7. What we deliberately do not do
- No sentiment score on top of the chip. The label is mechanical: did transactions clear the threshold or not. We don’t layer a 1-to-10 conviction score because the underlying classification rule is already what we’d be scoring.
- No insider-by-name highlights on the chip itself. Some platforms surface “CEO bought” vs “director bought.” The chip stays aggregate; named-insider detail is one click away in the insider tab.
- No 10-percent shareholder reweighting. A 10-percent shareholder’s transactions count the same as an officer’s in the aggregate. The insider tab shows the role label per row so a reader can weight it themselves.
- No price-level information in the chip. We classify by share count, not dollar volume. A small-share, high-price transaction can clear the dollar bar without clearing the share bar; we use shares because the SEC filing’s ownership concept is share-denominated.

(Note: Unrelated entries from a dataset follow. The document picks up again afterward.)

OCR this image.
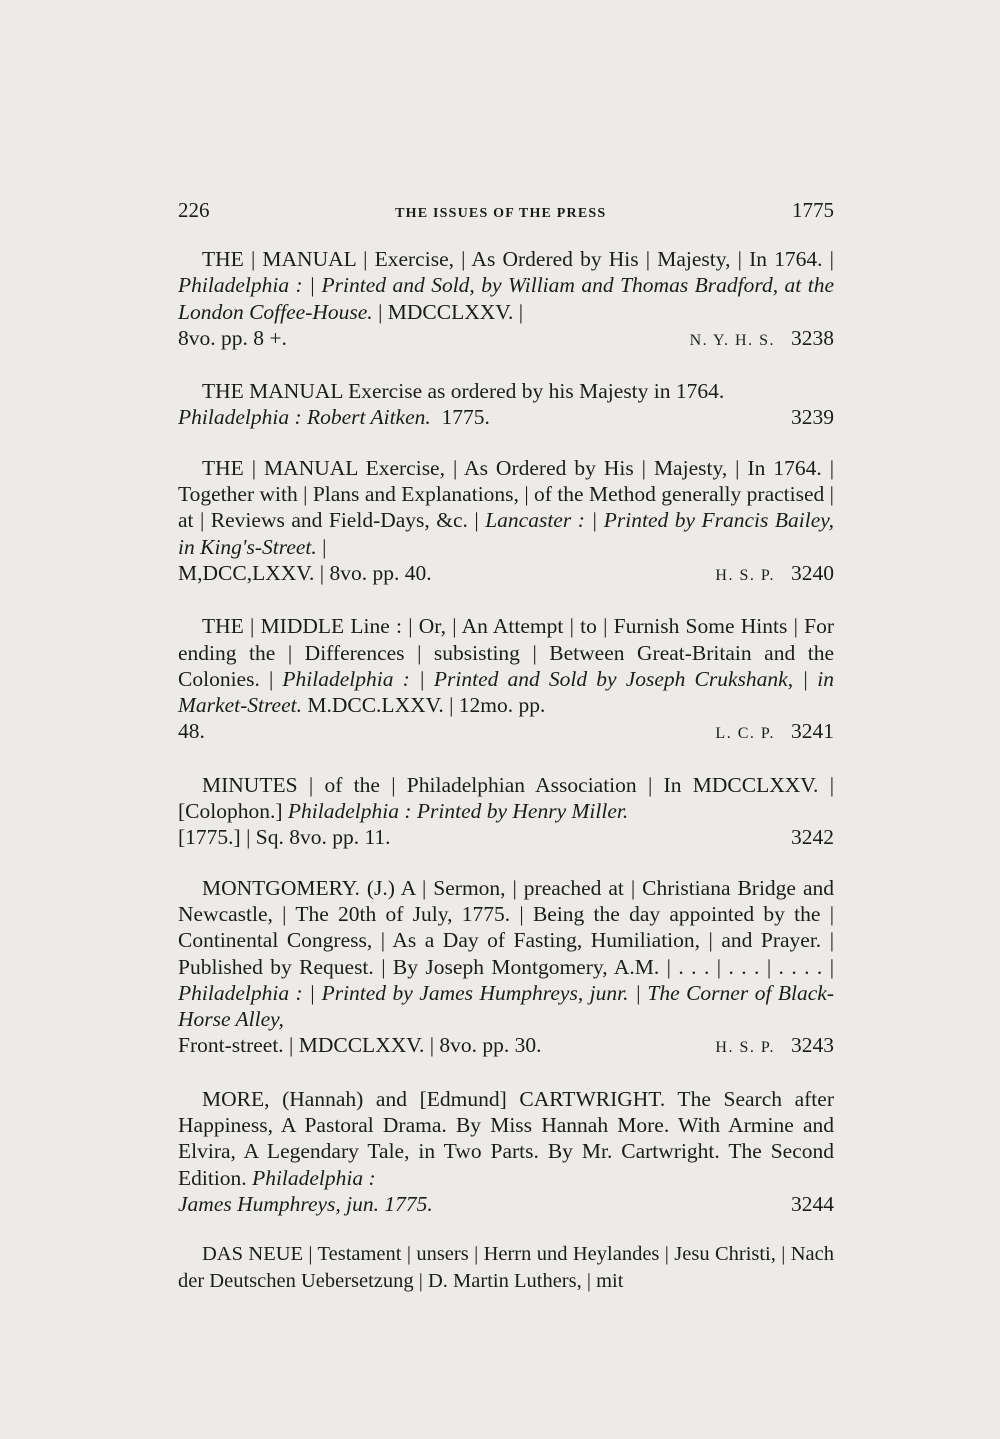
226	THE ISSUES OF THE PRESS	1775

THE | MANUAL | Exercise, | As Ordered by His | Majesty, | In 1764. | Philadelphia : | Printed and Sold, by William and Thomas Bradford, at the London Coffee-House. | MDCCLXXV. |

8vo. pp. 8 +.	N. Y. H. S. 3238

THE MANUAL Exercise as ordered by his Majesty in 1764.

Philadelphia : Robert Aitken. 1775.	3239

THE | MANUAL Exercise, | As Ordered by His | Majesty, | In 1764. | Together with | Plans and Explanations, | of the Method generally practised | at | Reviews and Field-Days, &c. | Lancaster : | Printed by Francis Bailey, in King's-Street. |

M,DCC,LXXV. | 8vo. pp. 40.	H. S. P. 3240

THE | MIDDLE Line : | Or, | An Attempt | to | Furnish Some Hints | For ending the | Differences | subsisting | Between Great-Britain and the Colonies. | Philadelphia : | Printed and Sold by Joseph Crukshank, | in Market-Street. M.DCC.LXXV. | 12mo. pp.

48.	L. C. P. 3241

MINUTES | of the | Philadelphian Association | In MDCCLXXV. | [Colophon.] Philadelphia : Printed by Henry Miller.

[1775.] | Sq. 8vo. pp. 11.	3242

MONTGOMERY. (J.) A | Sermon, | preached at | Christiana Bridge and Newcastle, | The 20th of July, 1775. | Being the day appointed by the | Continental Congress, | As a Day of Fasting, Humiliation, | and Prayer. | Published by Request. | By Joseph Montgomery, A.M. | . . . | . . . | . . . . | Philadelphia : | Printed by James Humphreys, junr. | The Corner of Black-Horse Alley,

Front-street. | MDCCLXXV. | 8vo. pp. 30.	H. S. P. 3243

MORE, (Hannah) and [Edmund] CARTWRIGHT. The Search after Happiness, A Pastoral Drama. By Miss Hannah More. With Armine and Elvira, A Legendary Tale, in Two Parts. By Mr. Cartwright. The Second Edition. Philadelphia :

James Humphreys, jun. 1775.	3244

DAS NEUE | Testament | unsers | Herrn und Heylandes | Jesu Christi, | Nach der Deutschen Uebersetzung | D. Martin Luthers, | mit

- No chip on ETFs. ETFs do not have insiders in the Form 4 sense; the chip is suppressed at render time for any ticker that the platform classifies as an ETF.
8. Changelog
| Date | Change |
|---|---|
| 2026-05-13 | Initial publication of this methodology page. Thresholds and behaviors mirror the active code in static/js/ticker-renderer.ts and routes/routes_analysis_fastapi/options_insiders.py as of this date. |
| 2026-05-12 | A1 (audit doc): chip became click-to-scroll to #insider-feed-section with Enter / Space keyboard parity per WCAG 2.1.1. Previously the chip carried only a hover tooltip and required users to scroll manually to find the underlying transactions. |
| 2026-04-27 | Run 1 item 5: missing-float fail-closed path made visually distinct via the em-dash chip. Before this date, a missing float silently set the threshold to zero and painted every net-buy as INSIDERS BUYING. The Run 2 follow-on hardened the contract test so the route’s float field cannot regress. |
| 2026-04-26 | Run 2 item 1: backend started surfacing shares_outstanding as float on the /api/insiders response so the frontend could compute the threshold without an extra round-trip. The underlying defect — chip computing data.float * 0.01 against an undefined float — was the original incident that motivated this entire methodology page. |
| 2026-04-26 earlier | EW-3 ship: chip introduced. 90-day window and 1%-of-float threshold are unchanged since this date. |
Source code and references
Backend route: routes/routes_analysis_fastapi/options_insiders.py (api_insiders). Frontend chip renderer: static/js/ticker-renderer.ts (_renderInsiderNetFlowChip + _applyInsiderNetFlowChip). Contract tests: tests/test_routes_insiders_contract.py (pins the float field presence and the error-response shape).